MamaMonkey Posted May 2 Posted May 2 Hi Brian! I have a Dell XPS 8930 running windows 11. When I go directly to the Dell website and let it automatically check for driver updates, I get a system good message, but when I click Find Other Drivers for your system, a whole list pops up. It always says "This is a comprehensive list of available downloads for your XPS 8930. Some may already exist on your device." So, whom do I believe? The auto check method or the find other drivers method? Thanks!!!
Brian Posted May 4 Posted May 4 To start, do the BIOS, the Ethernet Drivers and the Dell Update Application first. Then re-scan. The BIOS update will require a reboot, so when you do stuff like this, don't be editing photos or other things. After you re-scan, post a screen shot of what it finds.
Brian Posted May 9 Posted May 9 9 hours ago, MamaMonkey said: Looks like nothing has changed: Except that I see A LOT more drivers. If I was psychic, I'd have my own 900 number and be a hell of a lot richer. Your original screenshot didn't show much. You didn't install anything! I told you do download and install the BIOS, Network Card (Ethernet) Driver and the Dell Update Application first, then run the scan tool again. You download them, find where the they downloaded to, and then run each file. Double-click on the .exe file, one at a time. An installer should appear for each. It's kinda like installing software except for the BIOS, that will force you to reboot for it to install. This isn't like running Windows Updates where things are automatically installed for you. You gotta do some leg-work.
MamaMonkey Posted May 12 Author Posted May 12 On 5/8/2025 at 8:59 PM, Brian said: Except that I see A LOT more drivers. If I was psychic, I'd have my own 900 number and be a hell of a lot richer. Your original screenshot didn't show much. You didn't install anything! I told you do download and install the BIOS, Network Card (Ethernet) Driver and the Dell Update Application first, then run the scan tool again. You download them, find where the they downloaded to, and then run each file. Double-click on the .exe file, one at a time. An installer should appear for each. It's kinda like installing software except for the BIOS, that will force you to reboot for it to install. This isn't like running Windows Updates where things are automatically installed for you. You gotta do some leg-work. I DID install the BIOS, ethernet drives and dell update application. I ran the exe file and the installer and rebooted. AND they still show up on the Dell website... The original screenshot was was not the comprehensive list, neither is the 2nd screenshot. There are a ton of drivers listed on the Dell website.
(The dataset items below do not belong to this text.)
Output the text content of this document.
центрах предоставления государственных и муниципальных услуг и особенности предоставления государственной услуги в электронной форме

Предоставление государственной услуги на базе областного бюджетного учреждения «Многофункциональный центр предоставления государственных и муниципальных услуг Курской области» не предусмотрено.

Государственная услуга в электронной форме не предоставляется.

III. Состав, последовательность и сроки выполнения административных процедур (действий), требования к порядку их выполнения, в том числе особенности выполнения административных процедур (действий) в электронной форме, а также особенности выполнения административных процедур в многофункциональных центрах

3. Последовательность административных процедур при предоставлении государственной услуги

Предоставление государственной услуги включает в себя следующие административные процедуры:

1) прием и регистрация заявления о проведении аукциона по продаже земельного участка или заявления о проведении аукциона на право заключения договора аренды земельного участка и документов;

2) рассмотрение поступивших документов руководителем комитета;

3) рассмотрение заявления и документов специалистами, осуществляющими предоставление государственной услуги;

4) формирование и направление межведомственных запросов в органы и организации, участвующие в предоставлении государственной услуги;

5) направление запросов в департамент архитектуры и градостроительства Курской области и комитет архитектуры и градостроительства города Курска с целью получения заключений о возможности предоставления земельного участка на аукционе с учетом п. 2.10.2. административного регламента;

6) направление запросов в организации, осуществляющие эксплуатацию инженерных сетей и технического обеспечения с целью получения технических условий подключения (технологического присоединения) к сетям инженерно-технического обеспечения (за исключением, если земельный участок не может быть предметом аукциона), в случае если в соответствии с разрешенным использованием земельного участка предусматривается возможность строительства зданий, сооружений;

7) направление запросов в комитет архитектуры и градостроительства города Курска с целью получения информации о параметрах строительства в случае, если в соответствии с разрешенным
Brian Posted May 14 Posted May 14 OK, cool. Then why is the same updates showing? That's weird. Let's try the Chipset driver next, along with the Dell Universal Update Application. Basically, you want the Chipset, Ethernet and Video Drivers, along with the Update utility. Maybe sound drivers too. BUT! In terms of the video card, we need to figure out which one you have and what driver you are using. Drivers can really mess up things. Especially using the wrong Video Card Driver with Photoshop. If things are working, or you are using the NVIDIA Studio Drivers, ignore the Dell versions. Also, after you install the Chipset Drivers & Dell Universal Software Update, run the scan tool again and this time list it by category. In reality, we might leave things alone since the Dell Update Utility isn't reporting things that are updated.